The study is the result of collaboration among researchers from the University of Melbourne, the National Serology Reference Laboratory, and the University of New South Wales. The researchers plan to conduct future OPAL-therapy clinical trials in HIV-infected humans.
PLoS Pathog 4(5): e1000055. doi:10.1371/journal.ppat.1000055
Control of Viremia and Prevention of AIDS following Immunotherapy of SIV Infected Macaques with Peptide-Pulsed Blood.
De Rose R, Fernandez CS, Smith MZ, Batten CJ, Alcaˆntara S, et al. (2008)

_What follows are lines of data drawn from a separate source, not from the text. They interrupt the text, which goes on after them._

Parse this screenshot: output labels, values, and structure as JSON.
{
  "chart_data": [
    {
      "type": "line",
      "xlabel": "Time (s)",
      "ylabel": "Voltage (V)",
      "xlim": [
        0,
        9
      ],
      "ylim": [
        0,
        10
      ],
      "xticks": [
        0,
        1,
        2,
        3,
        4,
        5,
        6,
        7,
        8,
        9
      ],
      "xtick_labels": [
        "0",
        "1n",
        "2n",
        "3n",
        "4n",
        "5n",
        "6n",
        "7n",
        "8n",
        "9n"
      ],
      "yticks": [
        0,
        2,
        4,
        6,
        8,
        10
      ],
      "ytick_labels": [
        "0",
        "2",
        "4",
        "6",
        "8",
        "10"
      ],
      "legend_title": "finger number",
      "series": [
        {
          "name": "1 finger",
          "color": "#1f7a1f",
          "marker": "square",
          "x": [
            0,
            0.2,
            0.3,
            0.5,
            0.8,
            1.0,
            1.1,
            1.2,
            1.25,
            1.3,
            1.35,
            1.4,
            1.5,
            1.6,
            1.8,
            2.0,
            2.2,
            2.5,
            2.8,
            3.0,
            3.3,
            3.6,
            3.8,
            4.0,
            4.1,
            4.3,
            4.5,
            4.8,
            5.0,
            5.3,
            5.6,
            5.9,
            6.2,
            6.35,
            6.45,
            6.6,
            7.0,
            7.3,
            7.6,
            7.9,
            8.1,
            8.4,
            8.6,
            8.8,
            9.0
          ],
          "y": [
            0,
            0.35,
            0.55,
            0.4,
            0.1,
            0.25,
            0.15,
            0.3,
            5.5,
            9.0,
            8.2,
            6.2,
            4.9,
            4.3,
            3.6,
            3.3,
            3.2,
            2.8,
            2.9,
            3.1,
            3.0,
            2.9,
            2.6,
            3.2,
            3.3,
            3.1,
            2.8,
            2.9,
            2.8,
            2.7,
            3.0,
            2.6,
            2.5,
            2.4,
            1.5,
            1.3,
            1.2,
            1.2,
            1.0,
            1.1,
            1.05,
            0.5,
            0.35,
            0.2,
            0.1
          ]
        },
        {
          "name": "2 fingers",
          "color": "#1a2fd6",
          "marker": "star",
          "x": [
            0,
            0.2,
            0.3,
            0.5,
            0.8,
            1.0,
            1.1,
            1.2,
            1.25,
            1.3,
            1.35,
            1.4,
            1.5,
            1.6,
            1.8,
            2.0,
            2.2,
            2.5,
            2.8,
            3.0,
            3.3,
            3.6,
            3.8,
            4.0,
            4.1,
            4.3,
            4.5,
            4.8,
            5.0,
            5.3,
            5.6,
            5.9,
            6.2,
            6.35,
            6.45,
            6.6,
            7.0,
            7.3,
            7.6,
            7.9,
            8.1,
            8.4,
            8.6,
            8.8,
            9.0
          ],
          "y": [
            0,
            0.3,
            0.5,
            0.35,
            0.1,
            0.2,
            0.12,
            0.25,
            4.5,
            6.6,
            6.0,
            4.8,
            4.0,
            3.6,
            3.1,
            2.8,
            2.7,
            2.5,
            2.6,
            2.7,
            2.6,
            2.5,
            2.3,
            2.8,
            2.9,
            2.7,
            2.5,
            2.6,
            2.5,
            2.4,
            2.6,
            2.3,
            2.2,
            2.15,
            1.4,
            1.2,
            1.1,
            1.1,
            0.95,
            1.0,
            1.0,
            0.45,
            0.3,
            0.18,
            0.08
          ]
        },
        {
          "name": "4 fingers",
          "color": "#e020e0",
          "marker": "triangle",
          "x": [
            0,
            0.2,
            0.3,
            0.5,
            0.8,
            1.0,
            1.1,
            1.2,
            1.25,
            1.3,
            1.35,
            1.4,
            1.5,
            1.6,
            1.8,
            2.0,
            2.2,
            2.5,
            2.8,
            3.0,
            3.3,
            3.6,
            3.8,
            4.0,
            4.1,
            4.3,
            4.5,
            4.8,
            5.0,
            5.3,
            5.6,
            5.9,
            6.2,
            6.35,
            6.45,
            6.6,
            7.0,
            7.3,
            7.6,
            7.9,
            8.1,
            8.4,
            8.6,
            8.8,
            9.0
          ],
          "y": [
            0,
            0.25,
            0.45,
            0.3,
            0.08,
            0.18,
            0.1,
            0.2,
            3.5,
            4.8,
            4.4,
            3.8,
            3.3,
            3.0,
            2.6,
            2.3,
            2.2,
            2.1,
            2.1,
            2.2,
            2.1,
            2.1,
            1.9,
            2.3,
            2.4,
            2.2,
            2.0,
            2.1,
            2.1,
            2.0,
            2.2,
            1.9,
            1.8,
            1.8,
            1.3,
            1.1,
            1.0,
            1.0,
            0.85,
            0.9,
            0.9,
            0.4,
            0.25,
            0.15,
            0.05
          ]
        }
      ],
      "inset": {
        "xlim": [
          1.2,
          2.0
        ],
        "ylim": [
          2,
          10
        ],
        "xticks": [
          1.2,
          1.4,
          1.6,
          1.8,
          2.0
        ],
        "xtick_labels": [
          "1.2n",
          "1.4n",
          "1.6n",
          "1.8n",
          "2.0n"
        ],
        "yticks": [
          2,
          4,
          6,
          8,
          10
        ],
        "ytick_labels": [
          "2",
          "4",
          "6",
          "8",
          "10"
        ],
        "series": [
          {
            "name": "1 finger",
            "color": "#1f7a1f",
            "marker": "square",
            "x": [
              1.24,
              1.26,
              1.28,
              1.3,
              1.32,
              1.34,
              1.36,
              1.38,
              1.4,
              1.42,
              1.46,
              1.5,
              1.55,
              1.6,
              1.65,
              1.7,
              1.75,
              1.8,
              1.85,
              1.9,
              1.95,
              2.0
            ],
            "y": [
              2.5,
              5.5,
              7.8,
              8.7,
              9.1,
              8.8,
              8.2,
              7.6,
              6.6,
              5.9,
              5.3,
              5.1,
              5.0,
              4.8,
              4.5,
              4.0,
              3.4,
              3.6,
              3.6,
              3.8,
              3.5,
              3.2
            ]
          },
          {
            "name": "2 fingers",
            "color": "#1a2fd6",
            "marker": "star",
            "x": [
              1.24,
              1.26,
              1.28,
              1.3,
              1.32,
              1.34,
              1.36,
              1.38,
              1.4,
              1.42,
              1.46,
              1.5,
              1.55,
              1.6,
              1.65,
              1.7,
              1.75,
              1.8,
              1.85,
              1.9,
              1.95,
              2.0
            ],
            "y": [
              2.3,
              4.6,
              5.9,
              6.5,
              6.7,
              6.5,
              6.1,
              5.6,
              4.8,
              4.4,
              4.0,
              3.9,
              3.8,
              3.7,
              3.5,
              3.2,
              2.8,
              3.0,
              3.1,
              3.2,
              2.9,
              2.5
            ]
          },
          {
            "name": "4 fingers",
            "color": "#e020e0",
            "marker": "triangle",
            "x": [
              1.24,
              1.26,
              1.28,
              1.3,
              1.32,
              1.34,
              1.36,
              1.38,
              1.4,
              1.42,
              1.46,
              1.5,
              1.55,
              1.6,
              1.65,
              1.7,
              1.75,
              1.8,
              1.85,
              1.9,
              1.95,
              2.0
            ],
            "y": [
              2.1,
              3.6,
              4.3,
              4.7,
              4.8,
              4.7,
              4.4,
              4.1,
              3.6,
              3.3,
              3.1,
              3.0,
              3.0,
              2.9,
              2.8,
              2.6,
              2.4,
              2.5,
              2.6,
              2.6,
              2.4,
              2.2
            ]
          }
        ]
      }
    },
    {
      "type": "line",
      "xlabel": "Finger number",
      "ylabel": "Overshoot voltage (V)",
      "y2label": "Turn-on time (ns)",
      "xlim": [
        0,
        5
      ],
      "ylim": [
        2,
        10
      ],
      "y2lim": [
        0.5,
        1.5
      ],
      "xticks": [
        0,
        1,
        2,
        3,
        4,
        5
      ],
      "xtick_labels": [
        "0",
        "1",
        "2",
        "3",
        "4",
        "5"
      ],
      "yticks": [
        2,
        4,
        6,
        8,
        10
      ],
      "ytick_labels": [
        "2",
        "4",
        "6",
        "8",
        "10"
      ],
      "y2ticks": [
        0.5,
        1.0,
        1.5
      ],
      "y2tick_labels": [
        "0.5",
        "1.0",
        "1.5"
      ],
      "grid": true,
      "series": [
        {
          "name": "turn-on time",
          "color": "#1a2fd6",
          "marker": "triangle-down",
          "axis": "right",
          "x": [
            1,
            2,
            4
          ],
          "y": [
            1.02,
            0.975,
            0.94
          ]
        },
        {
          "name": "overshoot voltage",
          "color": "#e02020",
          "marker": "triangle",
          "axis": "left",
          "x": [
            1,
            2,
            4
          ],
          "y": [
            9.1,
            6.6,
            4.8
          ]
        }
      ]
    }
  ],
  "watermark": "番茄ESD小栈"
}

Effective immunotherapies for HIV are needed. Drug therapies are life-long with significant toxicities. Dendritic-cell based immunotherapy approaches are promising but impractical for widespread use. A simple immunotherapy, reinfusing fresh autologous blood cells exposed to overlapping SIV peptides for 1 hour ex vivo, was assessed for the control of SIVmac251 replication in 36 pigtail macaques. An initial set of four immunizations was administered under antiretroviral cover and a booster set of three immunizations administered 6 months later. Vaccinated animals were randomized to receive Gag peptides alone or peptides spanning all nine SIV proteins. High-level, SIV-specific CD4 and CD8 T-cell immunity was induced following immunization, both during antiretroviral cover and without. Virus levels were durably ~10-fold lower for 1 year in immunized animals compared to controls, and a significant delay in AIDS-related mortality resulted. Broader immunity resulted following immunizations with peptides spanning all nine SIV proteins, but the responses to Gag were weaker in comparison to animals only immunized with Gag. No difference in viral outcome occurred in animals immunized with all SIV proteins compared to animals immunized against Gag alone. Peptide-pulsed blood cells are an immunogenic and effective immunotherapy in SIV-infected macaques. Our results suggest Gag alone is an effective antigen for T-cell immunotherapy. Fresh blood cells pulsed with overlapping Gag peptides is proceeding into trials in HIV-infected humans.